Но в день Восьмого марта, в день рождения любимых, в день юбилея — будьте как все. Все пьют поют и кушают — не выламывайтесь, пейте, пойте и кушайте. Даже если трудно. Даже если нет настроения. Даже если не очень любите своих любимых. Скрепив сердце и стиснув зубы — радуйтесь. Быть не как все, знаю по себе, трудно. Но быть как все, когда это надо не вам, а любимому человеку, еще труднее.

Но этим-то и проверяется, говоря высокопарно, любовь.

Как Емельянов всех осчастливил

Емельянов приехал в город своей молодости, потому что давно там не был.

Все мы, господа лакеры и лузеры или, говоря по-русски, инсайдеры и аутсайдеры, или, если совсем правильно, успешники и неуспешники, время от времени любим посещать места, где нас помнят такими, какими мы были, чтобы показать, какими мы стали, и узнать, видны ли в нас перемены к лучшему.

Емельянов обычно в первый день никому не звонит. Он приезжает утром, радует собой заждавшихся папу и маму, а к вечеру идет гулять по центральным улицам и обязательно встречает кого-то из знакомых — это всегда неожиданно и радостно. Предупрежденный человек уже готов увидеть твои изменения, он их ожидает, он припасает добрые речи по поводу того, как ты выглядишь, надеясь на ответную доброту. А тот, кто не ожидал тебя увидеть и застигнут врасплох, он выражает свои эмоции непосредственно. Лет восемь назад, когда Емельянов был бодр и свеж, выспался в поезде, оставил дома жену и детей в добром здоровье, бывшая его сокурсница, наткнувшаяся на него в толпе, невольно ахнула:

— Ваня, как ты… возмужал…

И Емельянов понял, что она имела в виду другое: постарел. Отметив в душе, что и она постарела (мы ведь часто только тогда и понимаем свой возраст, когда встречаем своих давно не виденных ровесников и видим, что с ними произошло).

Был и другой случай: два года назад, когда он приехал не выспавшимся, агрессивно печальным из-за недавнего фактического развода с женой. Точно так же он шел по улице, точно так же на него наткнулась знакомая из близких подруг юности. Изумилась, всплеснула руками и ахнула:

— Ванька! Зараза, ты будто даже помолодел!

Смутившись, Емельянов ответил странной фразой (ибо приготовился к противоположной реакции):

— Так ведь и лет сколько прошло!

Вы, господа лакеры и лузеры, наверняка заметили нескладицу в соотнесенности обстоятельств жизни Емельянова и его внешнего вида, но никакой нескладицы нет, он относится к той породе людей, которых покой и здоровье расслабляют, у них словно дрябнет душа, а заодно и кожа, глаза тускнеют, плечи опускаются, выглядят они плохо. И напротив, когда им действительно плохо, выглядят они хорошо и даже прекрасно: плечи расправлены, на щеках румянец, пусть отчасти и лихорадочный, глаза сверкают. Это потому, что неудачи мобилизуют их душу или, научно говоря, нервную и иммунную системы.

Итак, Емельянов шел по улице и встретил старого друга Никитина, весельчака, в прошлом блестящего студента, подававшего надежды, и любимца девушек, который давно уже сидит где-то ночным сторожем, не подавая надежд, и девушки его давно уже не любят. Никитин меланхолически обрадовался и вяло пожал руку Емельянову:

— Давно тут?

— Сегодня приехал.

— Ясно. Как дела?

— Нормально.

— Ясно. У меня тоже.

И такой у Никитина был безрадостный вид, и такая, вдобавок, вокруг была сырь и слякоть, что Емельянову захотелось его хоть чем-то развеселить.

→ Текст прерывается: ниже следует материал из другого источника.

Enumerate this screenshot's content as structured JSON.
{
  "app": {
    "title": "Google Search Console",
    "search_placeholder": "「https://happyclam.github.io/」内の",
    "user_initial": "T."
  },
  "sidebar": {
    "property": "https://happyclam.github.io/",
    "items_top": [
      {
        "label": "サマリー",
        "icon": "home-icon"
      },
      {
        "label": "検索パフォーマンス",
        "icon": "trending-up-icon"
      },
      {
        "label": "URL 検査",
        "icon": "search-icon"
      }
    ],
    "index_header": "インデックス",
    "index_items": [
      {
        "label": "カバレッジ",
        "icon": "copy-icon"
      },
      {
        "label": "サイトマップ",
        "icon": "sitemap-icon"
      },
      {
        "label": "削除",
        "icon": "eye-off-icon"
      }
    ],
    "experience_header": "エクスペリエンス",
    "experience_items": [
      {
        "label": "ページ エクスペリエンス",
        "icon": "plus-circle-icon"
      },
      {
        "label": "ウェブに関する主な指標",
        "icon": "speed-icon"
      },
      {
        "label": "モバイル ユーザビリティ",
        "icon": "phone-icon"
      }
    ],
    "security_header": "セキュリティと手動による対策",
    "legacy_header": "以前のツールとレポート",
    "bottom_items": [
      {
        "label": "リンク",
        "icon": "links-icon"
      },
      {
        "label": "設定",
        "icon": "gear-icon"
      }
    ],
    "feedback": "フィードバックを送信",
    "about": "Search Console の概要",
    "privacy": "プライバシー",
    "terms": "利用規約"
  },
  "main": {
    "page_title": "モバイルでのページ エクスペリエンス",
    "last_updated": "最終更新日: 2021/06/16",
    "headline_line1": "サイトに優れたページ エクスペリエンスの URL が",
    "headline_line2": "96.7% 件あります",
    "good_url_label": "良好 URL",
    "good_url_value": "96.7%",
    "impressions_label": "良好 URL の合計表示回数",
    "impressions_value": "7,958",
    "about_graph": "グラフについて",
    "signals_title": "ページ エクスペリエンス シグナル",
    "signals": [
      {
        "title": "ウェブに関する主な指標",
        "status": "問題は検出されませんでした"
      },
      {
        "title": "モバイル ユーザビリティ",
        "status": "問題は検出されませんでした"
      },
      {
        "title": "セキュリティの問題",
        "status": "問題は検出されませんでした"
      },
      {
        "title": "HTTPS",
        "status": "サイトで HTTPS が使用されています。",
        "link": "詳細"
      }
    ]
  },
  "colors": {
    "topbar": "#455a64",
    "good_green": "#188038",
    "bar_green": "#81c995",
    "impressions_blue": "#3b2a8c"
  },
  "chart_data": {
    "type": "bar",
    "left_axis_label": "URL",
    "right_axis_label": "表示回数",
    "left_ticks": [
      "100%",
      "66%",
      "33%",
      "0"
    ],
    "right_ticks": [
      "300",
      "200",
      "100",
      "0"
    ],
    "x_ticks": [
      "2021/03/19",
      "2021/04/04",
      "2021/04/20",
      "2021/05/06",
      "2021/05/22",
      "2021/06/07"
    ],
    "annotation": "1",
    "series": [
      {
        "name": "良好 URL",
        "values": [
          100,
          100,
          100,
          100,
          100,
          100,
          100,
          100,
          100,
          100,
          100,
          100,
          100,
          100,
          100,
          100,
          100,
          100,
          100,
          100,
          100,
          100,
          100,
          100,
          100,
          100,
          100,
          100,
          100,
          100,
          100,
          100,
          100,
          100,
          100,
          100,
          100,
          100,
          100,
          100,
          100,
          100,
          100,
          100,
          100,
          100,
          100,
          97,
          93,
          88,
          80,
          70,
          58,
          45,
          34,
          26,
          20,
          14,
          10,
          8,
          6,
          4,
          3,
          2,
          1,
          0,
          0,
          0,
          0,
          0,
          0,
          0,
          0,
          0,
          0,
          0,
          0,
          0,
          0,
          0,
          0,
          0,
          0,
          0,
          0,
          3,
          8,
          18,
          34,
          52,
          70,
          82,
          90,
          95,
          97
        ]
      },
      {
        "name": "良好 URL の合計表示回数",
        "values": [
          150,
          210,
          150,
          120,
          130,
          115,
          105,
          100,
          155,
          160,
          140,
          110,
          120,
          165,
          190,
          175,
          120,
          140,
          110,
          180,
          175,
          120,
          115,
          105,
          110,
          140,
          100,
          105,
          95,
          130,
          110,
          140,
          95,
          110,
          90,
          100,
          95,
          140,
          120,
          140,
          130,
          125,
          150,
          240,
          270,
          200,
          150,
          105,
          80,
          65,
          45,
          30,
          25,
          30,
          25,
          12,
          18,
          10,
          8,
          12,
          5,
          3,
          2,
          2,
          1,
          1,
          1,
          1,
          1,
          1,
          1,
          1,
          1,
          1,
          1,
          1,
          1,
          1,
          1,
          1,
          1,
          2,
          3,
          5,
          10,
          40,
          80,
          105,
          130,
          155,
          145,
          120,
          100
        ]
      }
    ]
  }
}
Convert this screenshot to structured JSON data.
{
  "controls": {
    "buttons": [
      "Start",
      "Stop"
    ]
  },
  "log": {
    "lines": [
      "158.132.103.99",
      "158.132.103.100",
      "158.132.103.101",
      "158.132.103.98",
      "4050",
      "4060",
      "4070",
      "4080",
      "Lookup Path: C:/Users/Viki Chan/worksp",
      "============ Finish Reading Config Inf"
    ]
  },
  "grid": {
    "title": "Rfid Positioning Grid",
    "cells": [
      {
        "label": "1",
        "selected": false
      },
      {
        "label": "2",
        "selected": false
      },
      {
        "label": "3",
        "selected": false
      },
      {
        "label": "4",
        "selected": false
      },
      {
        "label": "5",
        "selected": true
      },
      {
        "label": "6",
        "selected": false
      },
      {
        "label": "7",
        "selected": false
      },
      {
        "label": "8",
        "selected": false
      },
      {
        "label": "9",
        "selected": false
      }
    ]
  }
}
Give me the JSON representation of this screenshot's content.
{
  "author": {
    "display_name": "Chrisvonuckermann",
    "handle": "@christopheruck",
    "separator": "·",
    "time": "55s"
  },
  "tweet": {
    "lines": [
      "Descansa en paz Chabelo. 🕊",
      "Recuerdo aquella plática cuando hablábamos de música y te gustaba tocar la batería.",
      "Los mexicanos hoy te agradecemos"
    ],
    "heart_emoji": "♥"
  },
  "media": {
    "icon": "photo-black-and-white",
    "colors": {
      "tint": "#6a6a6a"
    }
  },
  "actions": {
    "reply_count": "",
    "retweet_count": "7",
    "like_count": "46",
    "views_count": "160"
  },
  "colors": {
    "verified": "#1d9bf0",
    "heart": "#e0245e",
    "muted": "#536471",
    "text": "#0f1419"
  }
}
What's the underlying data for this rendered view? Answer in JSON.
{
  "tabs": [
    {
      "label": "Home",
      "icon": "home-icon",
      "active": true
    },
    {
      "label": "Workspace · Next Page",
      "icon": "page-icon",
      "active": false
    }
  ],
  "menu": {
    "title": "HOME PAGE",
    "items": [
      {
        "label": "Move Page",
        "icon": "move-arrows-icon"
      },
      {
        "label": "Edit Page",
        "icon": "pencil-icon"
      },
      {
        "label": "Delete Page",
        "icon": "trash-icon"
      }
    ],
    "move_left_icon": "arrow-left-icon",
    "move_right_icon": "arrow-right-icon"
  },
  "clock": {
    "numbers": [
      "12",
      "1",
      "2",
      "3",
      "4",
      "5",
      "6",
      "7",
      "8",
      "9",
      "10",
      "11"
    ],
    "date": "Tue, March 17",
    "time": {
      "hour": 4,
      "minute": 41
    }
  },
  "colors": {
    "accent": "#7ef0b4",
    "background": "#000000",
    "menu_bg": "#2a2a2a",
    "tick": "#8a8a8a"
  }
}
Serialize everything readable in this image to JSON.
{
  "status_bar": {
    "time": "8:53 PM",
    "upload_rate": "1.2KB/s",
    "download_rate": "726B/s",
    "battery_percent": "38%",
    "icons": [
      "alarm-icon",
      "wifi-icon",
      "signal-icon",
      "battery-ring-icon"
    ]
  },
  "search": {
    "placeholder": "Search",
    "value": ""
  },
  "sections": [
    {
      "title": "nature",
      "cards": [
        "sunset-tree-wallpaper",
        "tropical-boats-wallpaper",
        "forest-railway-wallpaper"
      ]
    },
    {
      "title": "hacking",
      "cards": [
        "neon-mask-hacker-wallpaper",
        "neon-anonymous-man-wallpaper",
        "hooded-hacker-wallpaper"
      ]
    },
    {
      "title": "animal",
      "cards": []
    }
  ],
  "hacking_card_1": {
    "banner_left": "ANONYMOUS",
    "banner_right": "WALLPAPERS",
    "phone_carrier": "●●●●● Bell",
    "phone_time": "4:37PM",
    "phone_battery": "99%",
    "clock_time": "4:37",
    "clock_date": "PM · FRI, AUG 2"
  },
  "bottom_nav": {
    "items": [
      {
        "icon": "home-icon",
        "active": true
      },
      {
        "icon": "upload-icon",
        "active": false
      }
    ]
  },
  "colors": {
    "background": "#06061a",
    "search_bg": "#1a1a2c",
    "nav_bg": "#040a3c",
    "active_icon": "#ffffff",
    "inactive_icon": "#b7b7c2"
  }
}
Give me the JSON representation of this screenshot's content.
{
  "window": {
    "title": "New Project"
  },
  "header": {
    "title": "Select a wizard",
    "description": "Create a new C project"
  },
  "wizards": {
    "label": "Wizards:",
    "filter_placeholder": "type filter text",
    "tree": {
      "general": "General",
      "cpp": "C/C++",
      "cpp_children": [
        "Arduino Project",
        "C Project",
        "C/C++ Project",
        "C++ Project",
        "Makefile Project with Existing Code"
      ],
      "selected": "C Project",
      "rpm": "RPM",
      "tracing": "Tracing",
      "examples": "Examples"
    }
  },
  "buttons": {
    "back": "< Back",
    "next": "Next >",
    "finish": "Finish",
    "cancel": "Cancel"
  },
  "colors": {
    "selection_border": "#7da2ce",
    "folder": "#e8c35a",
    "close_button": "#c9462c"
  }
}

— А давай сюда заглянем! — предложил он, кивая на вход в полуподвальный ресторанчик со стильной вывеской «Приют патриота» — с русской традиционной, надо полагать, кухней.

— Дорого тут, да и не при финансах я, — сказал Никитин с откровенностью человека, привыкшего к бедности и готового уже ею хвалиться.

— Ерунда! Я гость, я угощаю! — заявил Емельянов.

Никитин пожал плечами и с таким видом, будто делал одолжение, пошел с Емельяновым.

Они сели за столик, сделали заказ: щи, котлеты, салат из помидор и огурцов; меню оказалось действительно патриотичным, но не в русском духе, а в советском.

Взяли и водки.

Выпили, Никитин оттаял, пошли задушевные разговоры, воспоминания о юности.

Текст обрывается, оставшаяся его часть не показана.